Invece ancora oggi la legge non prevede nessuna regolamentazione per le situazioni di concubinato. Alcune casse pensioni fissano nei loro regolamenti le prestazioni per superstiti, anche per coppie di concubinato. Altre casse invece non prevedono alcuna prestazione, perché non c'è nessun obbligo legislativo di prevedere una soluzione di questo[NB]tipo.[NB]Non[NB]ci[NB]sono[NB]delle normative comuni o degli standard minimi.
È per questo che chiedo al Consiglio federale di elaborare le modifiche legislative necessarie affinché le casse pensioni siano tenute a garantire le stesse prestazioni per le coppie che vivono in concubinato come quelle che sono sposate. I presupposti e le condizioni devono essere parificati a quelli in vigore per i coniugi, al fine di evitare delle discriminazioni tra le diverse forme di vita di coppia, ma anche tra coppie che vivono in concubinato e che sono affiliate a diverse casse pensioni.
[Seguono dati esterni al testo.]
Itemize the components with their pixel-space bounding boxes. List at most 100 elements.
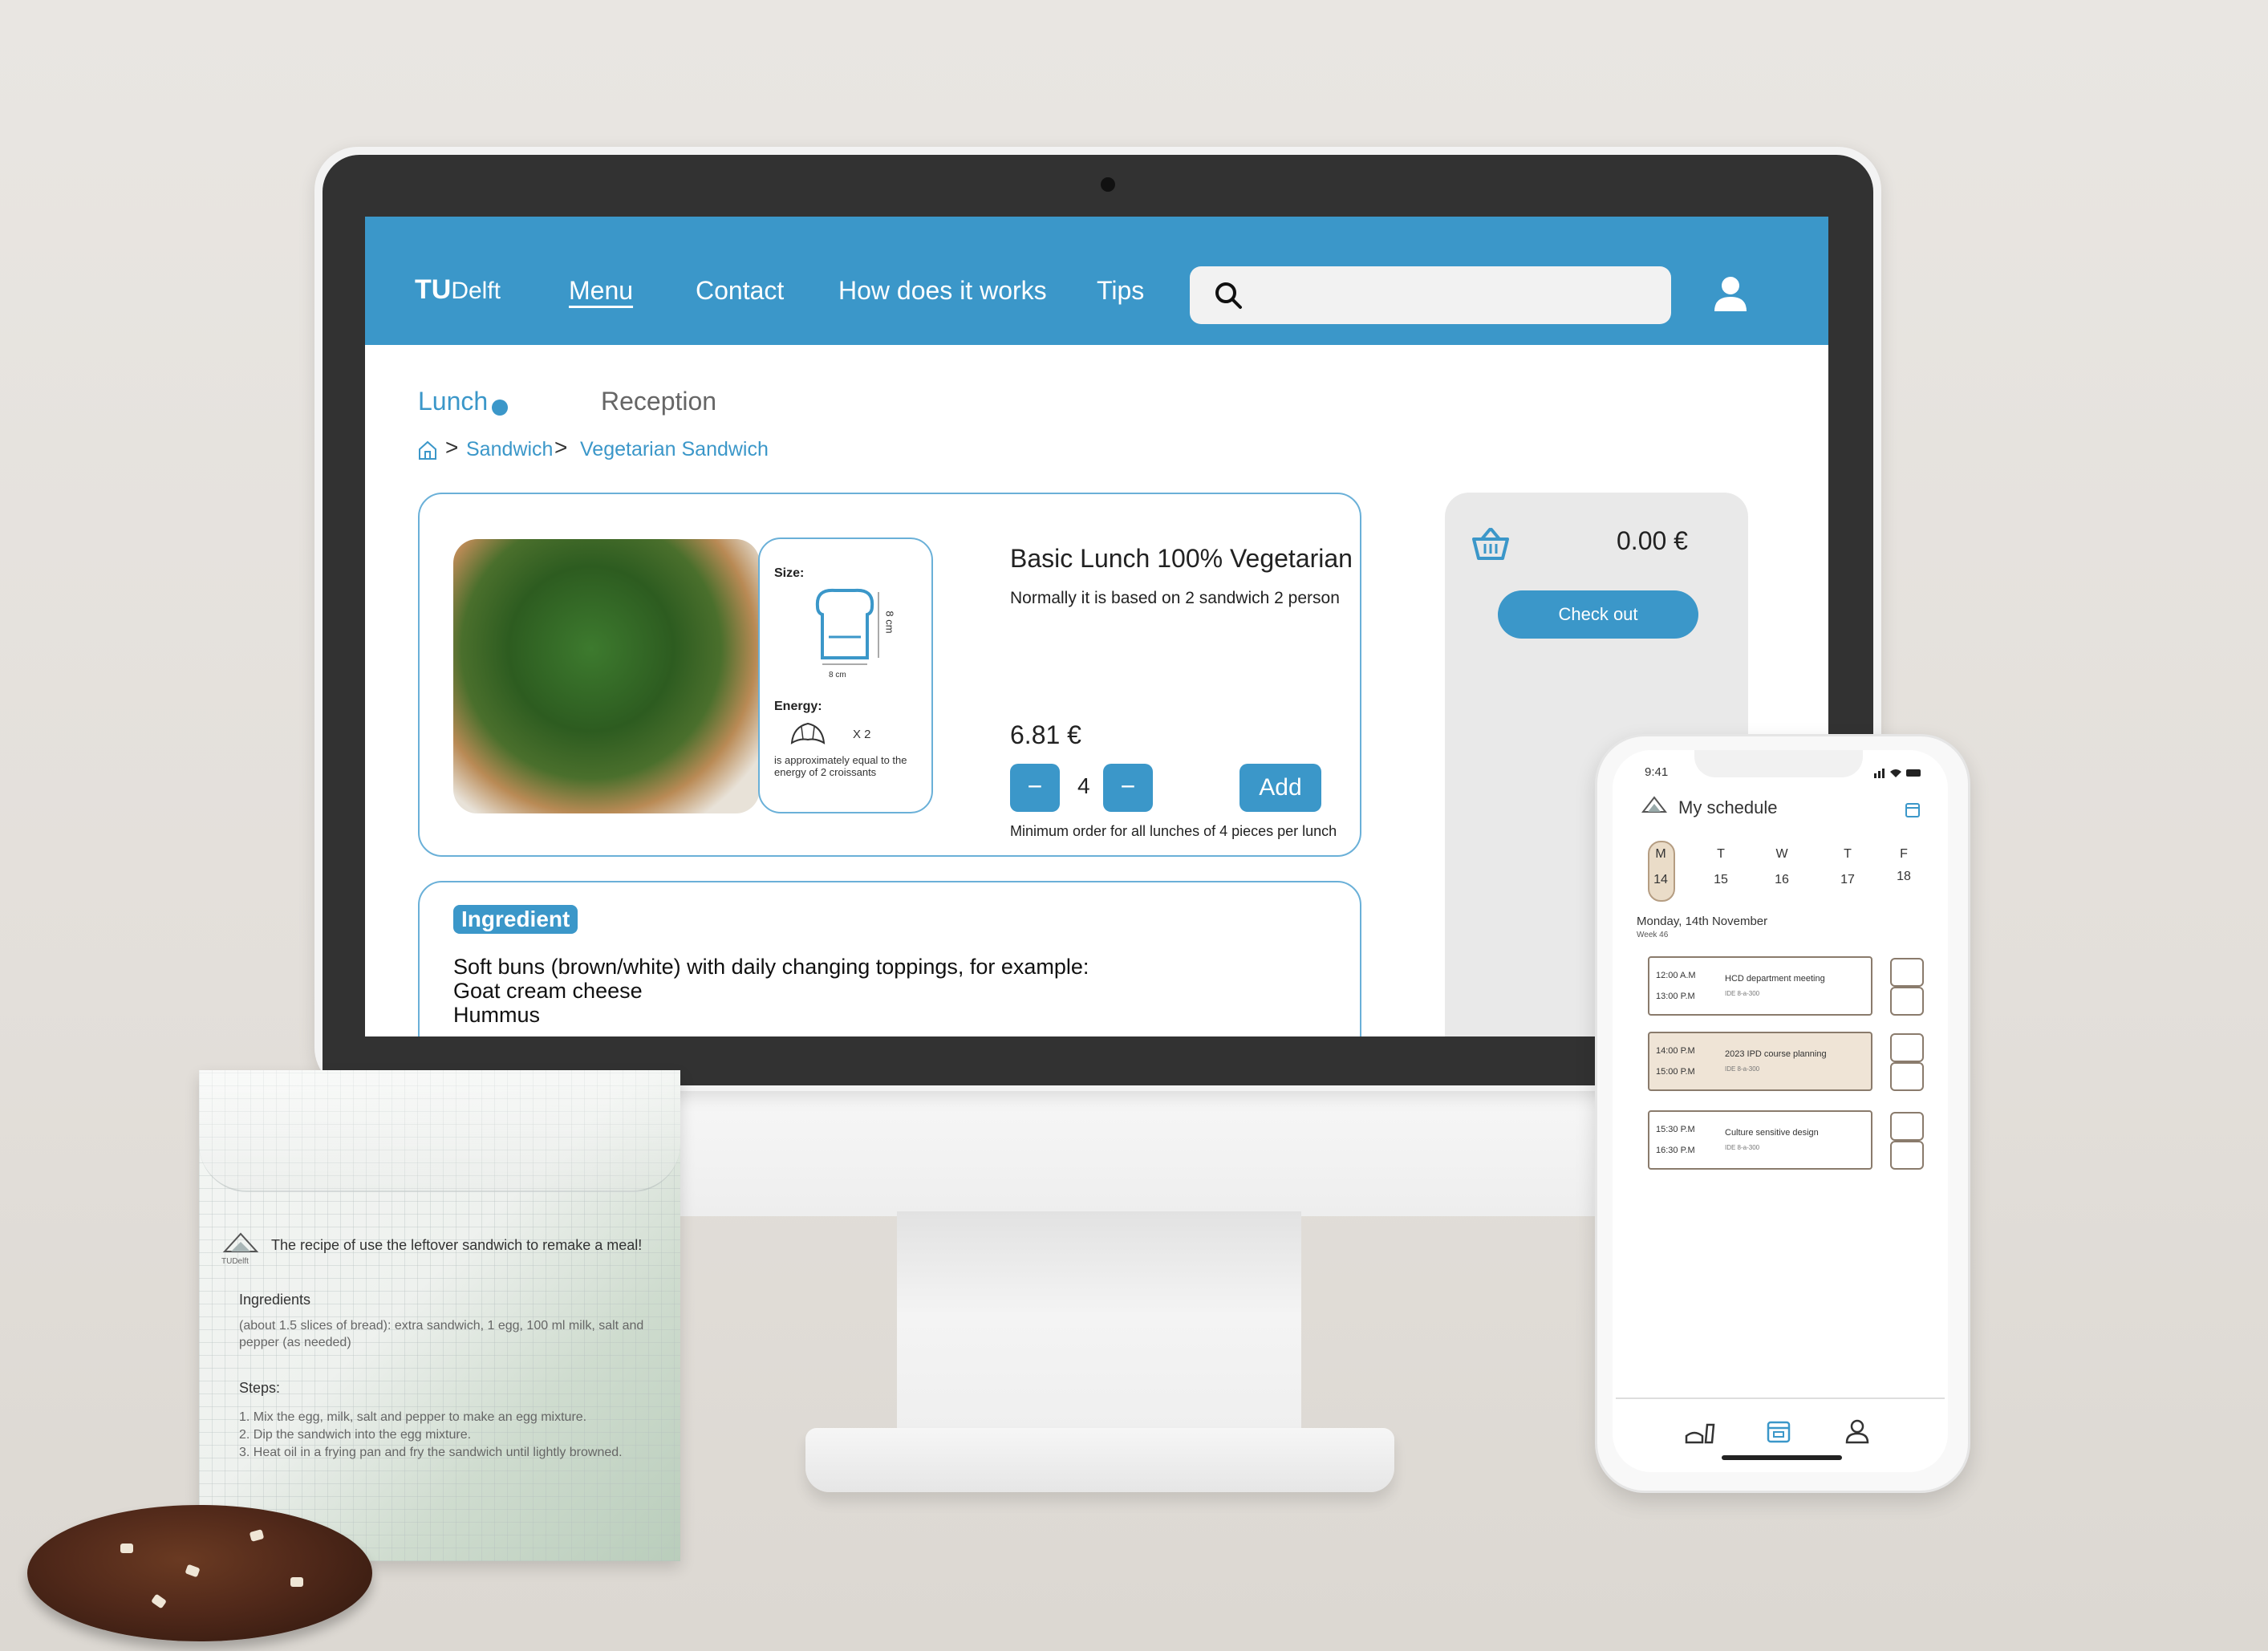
day-letter[interactable]: F (1892, 847, 1916, 862)
event-start: 15:30 P.M (1656, 1125, 1695, 1134)
cart-total: 0.00 € (1617, 526, 1688, 555)
day-number[interactable]: 17 (1836, 873, 1860, 887)
day-letter[interactable]: T (1836, 847, 1860, 862)
ingredient-list: Soft buns (brown/white) with daily chang… (453, 955, 1089, 1027)
day-letter[interactable]: M (1649, 847, 1673, 862)
day-letter[interactable]: T (1709, 847, 1733, 862)
day-number[interactable]: 15 (1709, 873, 1733, 887)
home-indicator (1722, 1455, 1842, 1460)
paper-bag-flap (199, 1070, 680, 1192)
bag-ingredients-label: Ingredients (239, 1292, 311, 1308)
tudelft-small-logo-icon (1641, 796, 1667, 813)
no-drink-icon[interactable] (1890, 1141, 1924, 1170)
user-icon[interactable] (1713, 274, 1748, 313)
breadcrumb-separator: > (445, 435, 459, 460)
quantity-value: 4 (1077, 773, 1090, 798)
minimum-order-note: Minimum order for all lunches of 4 piece… (1010, 823, 1337, 839)
bag-ingredients-text: (about 1.5 slices of bread): extra sandw… (239, 1319, 644, 1349)
tab-bar-divider (1616, 1397, 1945, 1399)
status-time: 9:41 (1645, 765, 1669, 779)
size-height: 8 cm (883, 611, 896, 634)
ingredient-line: Goat cream cheese (453, 979, 643, 1003)
ingredient-line: Soft buns (brown/white) with daily chang… (453, 955, 1089, 979)
camera-icon (1101, 177, 1115, 192)
product-title: Basic Lunch 100% Vegetarian (1010, 544, 1353, 573)
increase-button[interactable]: − (1103, 764, 1153, 812)
add-button[interactable]: Add (1239, 764, 1321, 812)
bag-logo-text: TUDelft (221, 1257, 249, 1266)
food-tab-icon[interactable] (1685, 1418, 1715, 1446)
schedule-title: My schedule (1678, 797, 1778, 817)
day-number[interactable]: 14 (1649, 873, 1673, 887)
size-width: 8 cm (829, 671, 846, 679)
menu-list-icon[interactable] (1890, 1033, 1924, 1062)
breadcrumb-sandwich[interactable]: Sandwich (466, 438, 553, 461)
selected-date: Monday, 14th November (1637, 915, 1768, 928)
energy-multiplier: X 2 (853, 728, 871, 741)
profile-tab-icon[interactable] (1845, 1418, 1869, 1444)
size-label: Size: (774, 566, 805, 580)
ingredient-badge: Ingredient (453, 905, 578, 934)
food-order-icon[interactable] (1890, 987, 1924, 1016)
nav-contact[interactable]: Contact (696, 276, 784, 306)
event-title: Culture sensitive design (1725, 1128, 1819, 1138)
cookie-chip (120, 1544, 133, 1553)
monitor-base (805, 1428, 1394, 1492)
logo-light: Delft (451, 278, 501, 304)
food-order-icon[interactable] (1890, 1062, 1924, 1091)
event-end: 15:00 P.M (1656, 1067, 1695, 1077)
product-description: Normally it is based on 2 sandwich 2 per… (1010, 589, 1340, 607)
bag-steps-label: Steps: (239, 1380, 281, 1396)
checkout-button[interactable]: Check out (1498, 590, 1698, 639)
event-end: 16:30 P.M (1656, 1146, 1695, 1155)
event-card[interactable]: 12:00 A.M 13:00 P.M HCD department meeti… (1648, 956, 1872, 1016)
day-number[interactable]: 16 (1770, 873, 1794, 887)
product-image (453, 539, 760, 813)
status-icons (1874, 769, 1921, 778)
event-location: IDE 8-a-300 (1725, 1065, 1760, 1073)
bag-step: 3. Heat oil in a frying pan and fry the … (239, 1446, 623, 1459)
logo-bold: TU (415, 274, 452, 305)
basket-icon[interactable] (1471, 526, 1511, 562)
phone-notch (1694, 750, 1863, 777)
no-food-icon[interactable] (1890, 1112, 1924, 1141)
nav-tips[interactable]: Tips (1097, 276, 1144, 306)
nav-menu[interactable]: Menu (569, 276, 633, 306)
bag-step: 1. Mix the egg, milk, salt and pepper to… (239, 1410, 587, 1424)
calendar-tab-icon[interactable] (1767, 1418, 1791, 1444)
event-location: IDE 8-a-300 (1725, 1144, 1760, 1151)
search-input[interactable] (1190, 266, 1671, 324)
croissant-icon (790, 722, 826, 744)
calendar-icon[interactable] (1905, 801, 1921, 818)
cookie (27, 1505, 372, 1641)
event-card[interactable]: 14:00 P.M 15:00 P.M 2023 IPD course plan… (1648, 1032, 1872, 1091)
product-price: 6.81 € (1010, 720, 1081, 749)
day-number[interactable]: 18 (1892, 870, 1916, 884)
event-location: IDE 8-a-300 (1725, 990, 1760, 997)
day-letter[interactable]: W (1770, 847, 1794, 862)
nav-how-it-works[interactable]: How does it works (838, 276, 1047, 306)
menu-list-icon[interactable] (1890, 958, 1924, 987)
week-number: Week 46 (1637, 931, 1669, 939)
bread-slice-icon (815, 588, 879, 665)
tab-reception[interactable]: Reception (601, 387, 716, 416)
tab-selected-indicator (492, 400, 508, 416)
size-energy-box: Size: 8 cm 8 cm Energy: X 2 is approxima… (758, 537, 933, 813)
bag-title: The recipe of use the leftover sandwich … (271, 1237, 643, 1253)
ingredient-line: Hummus (453, 1003, 541, 1027)
decrease-button[interactable]: − (1010, 764, 1060, 812)
home-icon[interactable] (418, 440, 437, 460)
top-nav: TUDelft Menu Contact How does it works T… (365, 217, 1828, 345)
tudelft-bag-logo-icon (222, 1232, 259, 1252)
event-title: 2023 IPD course planning (1725, 1049, 1827, 1059)
event-card[interactable]: 15:30 P.M 16:30 P.M Culture sensitive de… (1648, 1110, 1872, 1170)
event-title: HCD department meeting (1725, 974, 1825, 984)
energy-label: Energy: (774, 700, 822, 713)
event-end: 13:00 P.M (1656, 992, 1695, 1001)
event-start: 14:00 P.M (1656, 1046, 1695, 1056)
tab-lunch[interactable]: Lunch (418, 387, 488, 416)
breadcrumb-vegetarian-sandwich[interactable]: Vegetarian Sandwich (580, 438, 769, 461)
tudelft-logo[interactable]: TUDelft (415, 274, 501, 306)
bag-step: 2. Dip the sandwich into the egg mixture… (239, 1428, 472, 1442)
breadcrumb-separator: > (554, 435, 568, 460)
Nella sua opposizione alla mia richiesta il Consiglio federale insiste sul fatto che le coppie che vivono in concubinato avrebbero la libertà di sposarsi. Ma ad una persona dovrebbe essere lasciata la libertà di scegliere che forma di vita di coppia prediligere senza né costrizioni né discriminazioni. Oggi di fatto in questo ambito lo Stato privilegia il matrimonio al concubinato e questo va corretto.
Non vi è margine di manovra per la scelta della cassa pensioni. Questa scelta oggi è del datore di lavoro. La persona dipendente non può scegliere a quale cassa affiliarsi, non può quindi sceglierne una che meglio risponda alle proprie esigenze. Questo implica una discriminazione delle coppie che vivono in concubinato.
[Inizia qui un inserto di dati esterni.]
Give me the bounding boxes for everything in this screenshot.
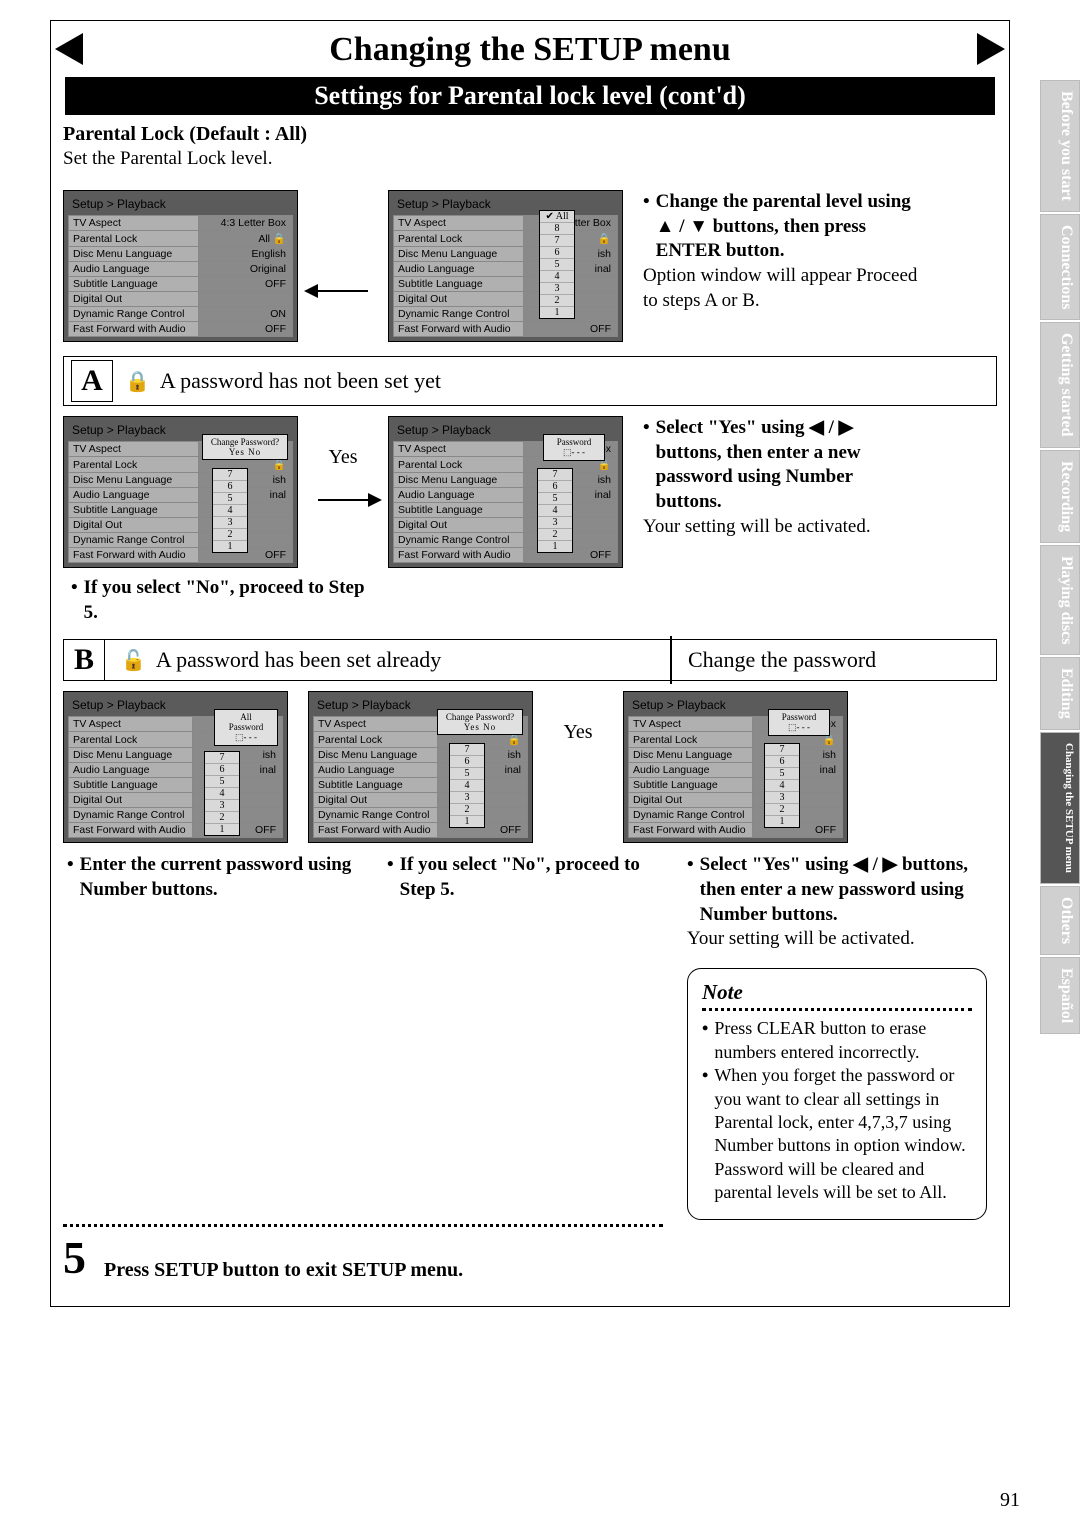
change-pw-popup: Change Password? Yes No	[437, 709, 523, 735]
intro-text: Set the Parental Lock level.	[63, 148, 997, 170]
password-popup: Password ⬚- - -	[543, 434, 605, 461]
side-tabs: Before you start Connections Getting sta…	[1040, 80, 1080, 1036]
instr-no-step5-a: •If you select "No", proceed to Step 5.	[71, 576, 371, 625]
tab-others[interactable]: Others	[1040, 886, 1080, 955]
instr-change-level: •Change the parental level using ▲ / ▼ b…	[643, 190, 923, 264]
tab-setup[interactable]: Changing the SETUP menu	[1040, 732, 1080, 884]
level-dropdown[interactable]: ✔ All87654321	[539, 210, 575, 319]
arrow-left-icon	[318, 190, 368, 292]
banner-left-chevron-icon	[55, 33, 83, 65]
instr-b-mid: •If you select "No", proceed to Step 5.	[387, 853, 667, 902]
tab-rec[interactable]: Recording	[1040, 450, 1080, 543]
instr-b-left: •Enter the current password using Number…	[67, 853, 367, 902]
step-5-text: Press SETUP button to exit SETUP menu.	[104, 1259, 463, 1282]
sub-banner: Settings for Parental lock level (cont'd…	[65, 77, 995, 115]
arrow-right-icon	[318, 499, 368, 501]
section-a-header: A 🔒 A password has not been set yet	[63, 356, 997, 406]
yes-label: Yes	[328, 446, 357, 469]
tab-play[interactable]: Playing discs	[1040, 545, 1080, 655]
level-dropdown-7[interactable]: 7654321	[212, 468, 248, 553]
intro-heading: Parental Lock (Default : All)	[63, 123, 997, 146]
password-popup: Password ⬚- - -	[768, 709, 830, 736]
level-dropdown-7[interactable]: 7654321	[537, 468, 573, 553]
tab-conn[interactable]: Connections	[1040, 214, 1080, 320]
level-dropdown-7[interactable]: 7654321	[204, 751, 240, 836]
instr-option: Option window will appear Proceed to ste…	[643, 264, 923, 313]
tab-before[interactable]: Before you start	[1040, 80, 1080, 212]
page-number: 91	[1000, 1489, 1020, 1512]
setup-box-2: Setup > Playback TV Aspectetter BoxParen…	[388, 190, 623, 342]
step-5-number: 5	[63, 1231, 86, 1284]
lock-icon: 🔒	[125, 369, 150, 394]
level-dropdown-7[interactable]: 7654321	[449, 743, 485, 828]
setup-box-1: Setup > Playback TV Aspect4:3 Letter Box…	[63, 190, 298, 342]
instr-a-activated: Your setting will be activated.	[643, 515, 923, 540]
breadcrumb: Setup > Playback	[72, 197, 289, 211]
tab-start[interactable]: Getting started	[1040, 322, 1080, 448]
instr-b-right2: Your setting will be activated.	[687, 927, 987, 952]
yes-label: Yes	[563, 721, 592, 744]
level-dropdown-7[interactable]: 7654321	[764, 743, 800, 828]
note-title: Note	[702, 979, 972, 1006]
banner-right-chevron-icon	[977, 33, 1005, 65]
breadcrumb: Setup > Playback	[397, 197, 614, 211]
setup-table: TV Aspect4:3 Letter BoxParental LockAll …	[68, 215, 293, 337]
header-divider	[670, 636, 672, 684]
tab-esp[interactable]: Español	[1040, 957, 1080, 1034]
section-a-letter: A	[71, 360, 113, 402]
instr-a-select-yes: •Select "Yes" using ◀ / ▶ buttons, then …	[643, 416, 923, 515]
change-pw-popup: Change Password? Yes No	[202, 434, 288, 460]
section-b-header: B 🔓 A password has been set already Chan…	[63, 639, 997, 681]
section-b-letter: B	[63, 639, 105, 681]
instr-b-right1: •Select "Yes" using ◀ / ▶ buttons, then …	[687, 853, 987, 927]
setup-table: TV Aspectetter BoxParental Lock🔒Disc Men…	[393, 215, 618, 337]
password-popup: All Password ⬚- - -	[214, 709, 278, 746]
unlock-icon: 🔓	[117, 648, 146, 673]
banner-title: Changing the SETUP menu	[59, 27, 1001, 77]
tab-edit[interactable]: Editing	[1040, 657, 1080, 730]
note-box: Note •Press CLEAR button to erase number…	[687, 968, 987, 1219]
È giunta l'ora di modernizzare questo aspetto della legislazione relativa al secondo pilastro. Le prestazioni per i partner superstiti non dovrebbero dipendere dalla buona volontà del regolamento di una cassa pensione ma essere un diritto garantito dalla legge per garantire la parità di trattamento e di evitare al contempo anche delle lacune previdenziali.
È importante ricordare che questa mozione e il parere espresso dal Consiglio federale sono del 2021, quando stavamo ancora aspettando il rapporto del governo su concubinato e pax, pubblicato poi nel marzo 2022 in risposta a numerosi atti parlamentari accumulatosi sin dall'inizio del passato decennio. In ognuno di questi interventi si chiedeva di approfondire la situazione attuale del concubinato per correggere distorsioni e disparità di trattamento.
Ora questo rapporto c'è e ci fa subito capire, evidenziando le lacune esistenti, la necessità di adottare dei correttivi.
Il mio postulato è una proposta concreta per cominciare a colmare queste lacune, a combattere le discriminazioni e anche ad evitare che molte persone, tra cui soprattutto donne, si trovino in una situazione di povertà o precarietà a seguito del decesso della persona con cui hanno passato buona parte della loro vita.